- Vodafone’s co-parent in Netherlands JV notes potential synergy benefits of a Belgian-Dutch cableco combination, but indicates deal would be more complex than it first appears.
Liberty Global Chief Executive and Vice-Chairman Mike Fries said there was “compelling logic” to the idea of an amalgamation of VodafoneZiggo and Belgian sister business Telenet, although dampened any talk of a near-term deal.
Speaking during this week’s Bank of America Merrill Lynch TMT Conference, via CQ FD Disclosure, Fries inferred a “possible Benelux roll‑up” of the two cablecos would help them gain heft and grow beyond the confines of their two “relatively small markets”. At the same time, he said these scale benefits would not be “massive” and played down the prospect of a transaction in the short term, saying there were “too many moving parts” to bring a deal together.
Fries said Liberty was “obviously into building more opportunities to create wealth for shareholders”, adding that a combination of the two businesses could offer “one or both sides of the equation for all parties involved”. However, with VodafoneZiggo being co-owned by Liberty and Vodafone, and Telenet publicly listed, Fries said a “triple back flip” was required.
“I wouldn’t, as an investor… put too much credibility into that idea, not now. It’s just too many moving parts. But sure, it’s fun to dream and maybe there’s somewhere down the road [where] a roll-up of these businesses [is] possible.”
Fries added the he had “no conversations” with Vodafone’s leadership “about what the future is” for VodafoneZiggo.
The merits of melding the two businesses have been repeatedly floated by Telenet CEO John Porter in recent months (Vodafonewatch, #186).

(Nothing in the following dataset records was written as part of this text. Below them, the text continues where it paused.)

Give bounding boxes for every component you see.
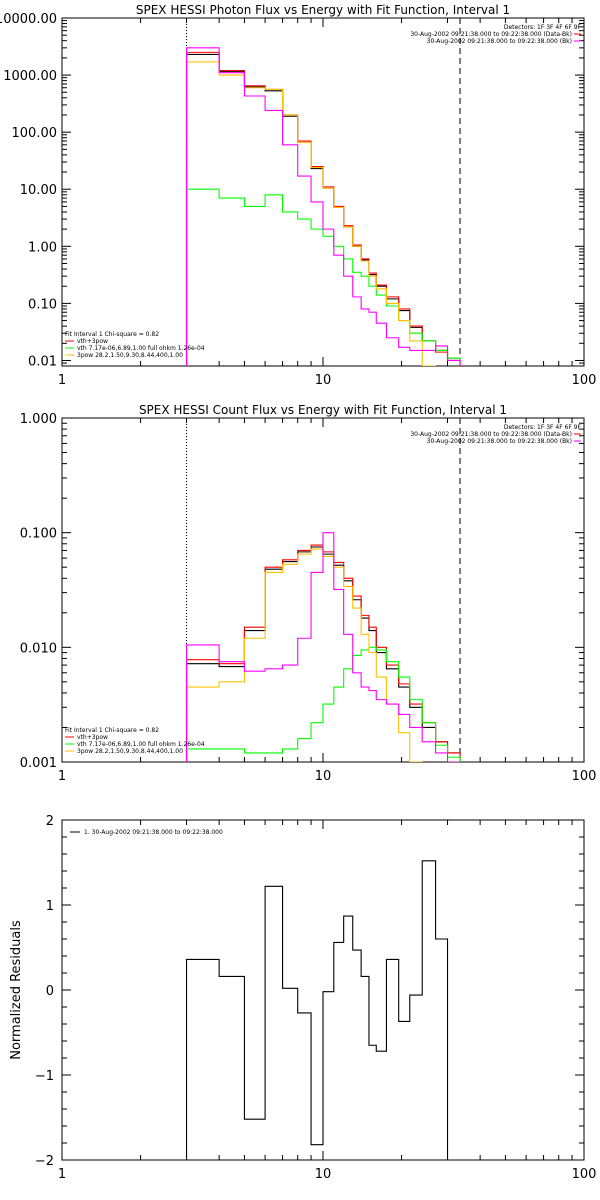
y-tick-label: 0.100	[20, 527, 57, 542]
legend-label: 3pow 28.2,1.50,9.30,8.44,400,1.00	[77, 352, 183, 359]
series-line-2	[185, 646, 461, 762]
legend-label: Fit Interval 1 Chi-square = 0.82	[65, 727, 159, 734]
y-axis: 10000.00 1000.00 100.00 10.00 1.00 0.10 0.01	[0, 12, 584, 369]
legend: Fit Interval 1 Chi-square = 0.82vth+3pow…	[65, 727, 205, 755]
x-tick-label: 100	[572, 769, 597, 784]
info-line: 30-Aug-2002 09:21:38.000 to 09:22:38.000…	[410, 31, 572, 38]
y-tick-label: 0.001	[20, 756, 57, 771]
y-tick-label: 1.00	[28, 240, 57, 255]
series-line-4	[185, 532, 461, 762]
x-tick-label: 1	[58, 769, 66, 784]
legend-label: vth 7.17e-06,6.89,1.00 full ohkm 1.26e-0…	[77, 345, 205, 352]
y-tick-label: 0	[46, 984, 54, 999]
y-tick-label: 100.00	[12, 126, 58, 141]
info-line: 30-Aug-2002 09:21:38.000 to 09:22:38.000…	[410, 431, 572, 438]
y-tick-label: 0.01	[28, 354, 57, 369]
x-tick-label: 1	[58, 1167, 66, 1182]
legend-label: 1. 30-Aug-2002 09:21:38.000 to 09:22:38.…	[84, 829, 223, 836]
x-tick-label: 10	[315, 373, 332, 388]
series-line-0	[185, 860, 461, 1160]
x-tick-label: 10	[315, 769, 332, 784]
y-tick-label: 1000.00	[3, 69, 57, 84]
x-tick-label: 100	[572, 373, 597, 388]
x-axis: 1 10 100	[58, 820, 597, 1182]
photon-panel: SPEX HESSI Photon Flux vs Energy with Fi…	[0, 3, 597, 388]
x-tick-label: 10	[315, 1167, 332, 1182]
y-tick-label: 10000.00	[0, 12, 57, 27]
plot-frame	[61, 17, 585, 367]
y-tick-label: −2	[35, 1154, 54, 1169]
y-tick-label: 0.010	[20, 641, 57, 656]
legend-label: Fit Interval 1 Chi-square = 0.82	[65, 331, 159, 338]
chart-title: SPEX HESSI Count Flux vs Energy with Fit…	[139, 403, 507, 417]
legend-label: vth+3pow	[77, 734, 108, 741]
data-area	[185, 47, 461, 366]
y-tick-label: 10.00	[20, 183, 57, 198]
y-tick-label: 1.000	[20, 412, 57, 427]
x-tick-label: 1	[58, 373, 66, 388]
legend-label: 3pow 28.2,1.50,9.30,8.44,400,1.00	[77, 748, 183, 755]
series-line-4	[185, 47, 461, 366]
data-area	[185, 860, 461, 1160]
legend: Fit Interval 1 Chi-square = 0.82vth+3pow…	[65, 331, 205, 359]
y-tick-label: 0.10	[28, 297, 57, 312]
y-tick-label: 1	[46, 899, 54, 914]
info-line: Detectors: 1F 3F 4F 6F 9F	[504, 424, 582, 431]
y-tick-label: −1	[35, 1069, 54, 1084]
series-line-3	[185, 548, 461, 762]
x-axis: 1 10 100	[58, 418, 597, 784]
series-line-3	[185, 61, 461, 366]
series-line-1	[185, 544, 461, 762]
series-line-0	[185, 546, 461, 762]
info-line: Detectors: 1F 3F 4F 6F 9F	[504, 24, 582, 31]
legend-label: vth+3pow	[77, 338, 108, 345]
chart-title: SPEX HESSI Photon Flux vs Energy with Fi…	[136, 3, 510, 17]
legend: 1. 30-Aug-2002 09:21:38.000 to 09:22:38.…	[70, 829, 223, 836]
data-area	[185, 532, 461, 762]
info-line: 30-Aug-2002 09:21:38.000 to 09:22:38.000…	[427, 38, 572, 45]
y-axis: 1.000 0.100 0.010 0.001	[20, 412, 584, 771]
count-panel: SPEX HESSI Count Flux vs Energy with Fit…	[20, 403, 597, 784]
y-axis-label: Normalized Residuals	[9, 920, 24, 1060]
y-tick-label: 2	[46, 814, 54, 829]
series-line-2	[185, 188, 461, 366]
x-tick-label: 100	[572, 1167, 597, 1182]
legend-label: vth 7.17e-06,6.89,1.00 full ohkm 1.26e-0…	[77, 741, 205, 748]
y-axis: 2 1 0 −1 −2	[35, 814, 584, 1169]
info-line: 30-Aug-2002 09:21:38.000 to 09:22:38.000…	[427, 438, 572, 445]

However, Vodafone — which owns 50% of VodafoneZiggo, alongside Liberty — is thought not to have been enthusiastic. Currently, the Dutch joint venture’s shareholder agreement only allows either parent to sell shares through an initial public offering, and an option to transfer holdings privately does not come on-stream until 31 December 2020.
Liberty’s leadership is currently focused on progressing the merger of Virgin Media and Telefónica UK, announced last month, and would be pushing into uncharted territory with European regulators if it made a move on cross-border consolidation in the region’s challenged telecoms space (although Fries hinted the EC could be showing openness on that front).
Further, VodafoneZiggo — which initially struggled for growth following its 2016 creation, leading to a rather lukewarm re‑commitment to the JV by Fries in 2018 (Vodafonewatch, #151, #169, and passim) — has improved performance significantly since, and Liberty may well not want to put a major new integration challenge into the mix, on top of disruption from COVID‑19.
Fries said VodafoneZiggo CEO Jeroen Hoencamp and his team were doing a “terrific job of executing on our base case plan”.
“From a company that was essentially going backwards in many respects, it’s now executed on or exceeded our synergy expectations…”
“It’s a great business, and we would love to own more of it and we’re happy to own half of it. So we’re opportunistic about that.”